The basic process of feature crossing includes the following steps: generate feature vectors for features, create feature crosses, verify the feature crosses, and then select effective feature crosses. Before you generate feature vectors, you must know the maximum feature value in each feature space. Example:
  • The maximum value of the thalach feature is 4.
  • The maximum value of the oldpeak feature is 3.
  • The maximum value of the ca feature is 4.
Determine the range of feature values

You can execute the following SQL statement to obtain the maximum value of each feature:

select max(feature) from table;

In the sample data of this topic, the maximum value of all features after binning is 4.

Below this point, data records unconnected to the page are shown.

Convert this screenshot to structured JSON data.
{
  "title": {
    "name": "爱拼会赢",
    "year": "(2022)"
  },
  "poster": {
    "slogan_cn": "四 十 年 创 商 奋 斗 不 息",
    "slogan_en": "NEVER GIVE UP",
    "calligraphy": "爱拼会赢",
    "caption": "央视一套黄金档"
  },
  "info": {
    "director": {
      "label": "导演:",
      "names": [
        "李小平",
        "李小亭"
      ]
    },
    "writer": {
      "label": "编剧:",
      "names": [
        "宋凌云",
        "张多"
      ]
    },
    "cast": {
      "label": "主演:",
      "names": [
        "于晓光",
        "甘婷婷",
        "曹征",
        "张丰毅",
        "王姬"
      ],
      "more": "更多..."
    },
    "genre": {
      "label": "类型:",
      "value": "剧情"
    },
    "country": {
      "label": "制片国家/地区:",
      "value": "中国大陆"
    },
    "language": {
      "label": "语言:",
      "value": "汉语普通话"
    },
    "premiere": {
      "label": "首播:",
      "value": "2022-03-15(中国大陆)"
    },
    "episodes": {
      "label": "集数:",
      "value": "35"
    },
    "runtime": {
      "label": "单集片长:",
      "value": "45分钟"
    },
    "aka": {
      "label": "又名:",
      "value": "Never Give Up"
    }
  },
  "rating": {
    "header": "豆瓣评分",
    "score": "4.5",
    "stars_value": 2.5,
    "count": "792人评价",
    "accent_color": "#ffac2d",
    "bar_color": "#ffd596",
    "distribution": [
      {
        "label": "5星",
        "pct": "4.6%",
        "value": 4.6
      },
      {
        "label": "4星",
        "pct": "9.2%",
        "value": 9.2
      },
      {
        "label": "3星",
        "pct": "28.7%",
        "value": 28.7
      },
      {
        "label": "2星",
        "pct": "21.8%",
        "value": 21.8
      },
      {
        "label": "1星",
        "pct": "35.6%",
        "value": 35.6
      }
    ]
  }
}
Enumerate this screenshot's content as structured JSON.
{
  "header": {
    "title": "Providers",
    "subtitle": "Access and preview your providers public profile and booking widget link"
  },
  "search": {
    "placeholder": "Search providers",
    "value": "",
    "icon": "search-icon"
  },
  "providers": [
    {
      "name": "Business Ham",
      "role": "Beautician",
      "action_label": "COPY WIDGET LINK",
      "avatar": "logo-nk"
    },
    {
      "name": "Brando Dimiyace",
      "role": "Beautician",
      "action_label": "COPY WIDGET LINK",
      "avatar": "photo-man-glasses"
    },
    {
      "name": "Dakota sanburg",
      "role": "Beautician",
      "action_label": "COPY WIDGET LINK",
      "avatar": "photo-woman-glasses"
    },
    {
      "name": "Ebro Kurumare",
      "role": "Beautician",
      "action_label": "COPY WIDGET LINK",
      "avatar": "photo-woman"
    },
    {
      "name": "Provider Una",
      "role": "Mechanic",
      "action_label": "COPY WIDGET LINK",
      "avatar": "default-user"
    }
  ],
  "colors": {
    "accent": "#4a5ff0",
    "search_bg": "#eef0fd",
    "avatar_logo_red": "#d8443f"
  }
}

Maximum value of all features after binning

You must specify the Feature length parameter of the Auto Feature Cross component in the format shown in the following figure. In the format, 5 indicates a left-closed right-open interval [0,5) that includes 4.

Feature length

4. Prepare training data and test data

In this topic, the training data is the same as the test data. In actual use, the test data can differ from the training data, provided that the fields in the test data are the same as the fields in the training data.

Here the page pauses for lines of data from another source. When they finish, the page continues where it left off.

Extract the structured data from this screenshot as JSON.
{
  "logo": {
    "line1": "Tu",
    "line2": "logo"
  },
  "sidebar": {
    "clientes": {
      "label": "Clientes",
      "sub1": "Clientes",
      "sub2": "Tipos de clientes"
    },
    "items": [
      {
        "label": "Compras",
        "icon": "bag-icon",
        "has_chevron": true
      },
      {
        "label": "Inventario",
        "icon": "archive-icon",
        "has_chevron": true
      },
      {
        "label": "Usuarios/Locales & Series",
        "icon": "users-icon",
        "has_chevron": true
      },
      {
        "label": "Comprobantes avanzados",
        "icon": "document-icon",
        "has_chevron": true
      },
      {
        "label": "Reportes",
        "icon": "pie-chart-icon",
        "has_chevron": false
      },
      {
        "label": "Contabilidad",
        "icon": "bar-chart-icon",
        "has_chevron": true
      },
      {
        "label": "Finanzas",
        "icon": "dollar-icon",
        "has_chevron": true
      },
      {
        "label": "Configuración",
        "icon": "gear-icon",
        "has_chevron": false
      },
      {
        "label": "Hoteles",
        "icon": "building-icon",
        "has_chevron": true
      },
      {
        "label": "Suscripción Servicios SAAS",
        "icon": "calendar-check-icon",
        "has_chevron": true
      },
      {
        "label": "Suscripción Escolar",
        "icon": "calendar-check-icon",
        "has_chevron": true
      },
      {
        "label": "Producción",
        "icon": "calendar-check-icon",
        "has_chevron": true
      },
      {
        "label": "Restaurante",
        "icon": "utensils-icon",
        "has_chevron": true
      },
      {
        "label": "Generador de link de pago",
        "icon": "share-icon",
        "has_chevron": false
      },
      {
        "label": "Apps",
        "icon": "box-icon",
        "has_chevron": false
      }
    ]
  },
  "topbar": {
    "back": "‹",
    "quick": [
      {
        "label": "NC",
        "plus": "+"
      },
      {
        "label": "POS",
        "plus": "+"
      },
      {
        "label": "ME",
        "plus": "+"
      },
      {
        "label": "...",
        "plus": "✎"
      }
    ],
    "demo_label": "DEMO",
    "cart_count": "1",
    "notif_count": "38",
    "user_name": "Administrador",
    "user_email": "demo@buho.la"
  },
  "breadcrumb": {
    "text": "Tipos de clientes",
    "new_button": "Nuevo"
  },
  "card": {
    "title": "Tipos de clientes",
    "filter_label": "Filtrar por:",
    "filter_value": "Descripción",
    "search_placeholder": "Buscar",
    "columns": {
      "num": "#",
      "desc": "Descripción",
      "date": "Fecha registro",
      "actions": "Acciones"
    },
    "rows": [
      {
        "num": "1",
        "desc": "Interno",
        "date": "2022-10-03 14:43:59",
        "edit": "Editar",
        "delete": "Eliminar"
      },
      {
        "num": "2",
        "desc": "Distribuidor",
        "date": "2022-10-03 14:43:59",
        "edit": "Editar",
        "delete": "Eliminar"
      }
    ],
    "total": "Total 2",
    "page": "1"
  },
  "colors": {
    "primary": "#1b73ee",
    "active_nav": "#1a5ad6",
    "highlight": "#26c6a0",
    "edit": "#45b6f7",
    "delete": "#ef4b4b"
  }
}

5. Configure the Auto Feature Cross component

  • Set the parameters on the Fields Setting tab
    In the Auto Feature Cross component, the input port on the left is used to import training data and the input port on the right is used to import test data.You must set the following parameters on the Fields Setting tab based on your needs:
    • Feature selection: the feature fields that will be involved in feature crossing.
    • if sparse data: specifies whether the data is sparse data. This check box is cleared by default, which means that the data is dense data.
    • Label: the label column that is used to determine whether a feature cross is effective.
    • Output path: the URL of the OSS bucket that stores the generated model.
  • Set the parameters on the Parameters Setting tabSet the parameters on the Parameters Setting tab
    • Ergodic number: the number of iterations.
    • Feature order: the maximum number of features in each feature cross. For example, 3 indicates that each feature cross involves a maximum of three features.
In this example, the Auto Feature Cross component runs the following PAI command to create feature crosses:
PAI -name fives_ext -project algo_public     
    -DlabelColName="ifhealth"   // The label column that is used to determine whether a feature cross is effective.    
    -Dmetric_file="metric_log.log" // The name of the system log file.    
    -Dfeature_meta="[5,5,5,5,5,5,5,5,5,5,5,5,5]"     
    -DtrainTable="odps://Project name/tables/Table name"      
    -Dbuckets="oss://{oss_bucket}/"     
    -Dthreshold="0.5"     
    -Dk="3"     
    -DossHost="oss-cn-beijing-internal.aliyuncs.com" // The region in which OSS is activated.    
    -Demb_dims="16"     
    -DenableSparse="0"     
    -Dtemp_anneal_steps="30000"     
    -DfeatureColName="sex,cp,fbs,restecg,exang,slop,thal,age,trestbps,chol,thalach,oldpeak,ca"    // The feature fields that will be involved in feature crossing.    
    -DtestTable="odps:// Project name/tables/Table name"     
    -Darn="acs:ram::********:role/aliyunodpspaidefaultrole"  //rolearn    
    -Depochs="1500"     
    -DcheckpointDir="oss://{oss_bucket}/{path}/";

View the feature crosses

In the root directory of your OSS bucket, find the interactions.json file. The root directory of your OSS bucket is specified by buckets.

The file shows the effective feature crosses that are created by the Auto Feature Cross component.Feature crosses in the interactions.json file
You can create other feature crosses based on the feature crosses in the file. Example:
  • [0,1] indicates that the cross of the first and second features is effective. The feature order in each feature cross is the same as the feature order in the input table.
  • [8, 6, 5] indicates that the cross of the ninth, seventh, and fifth features is effective.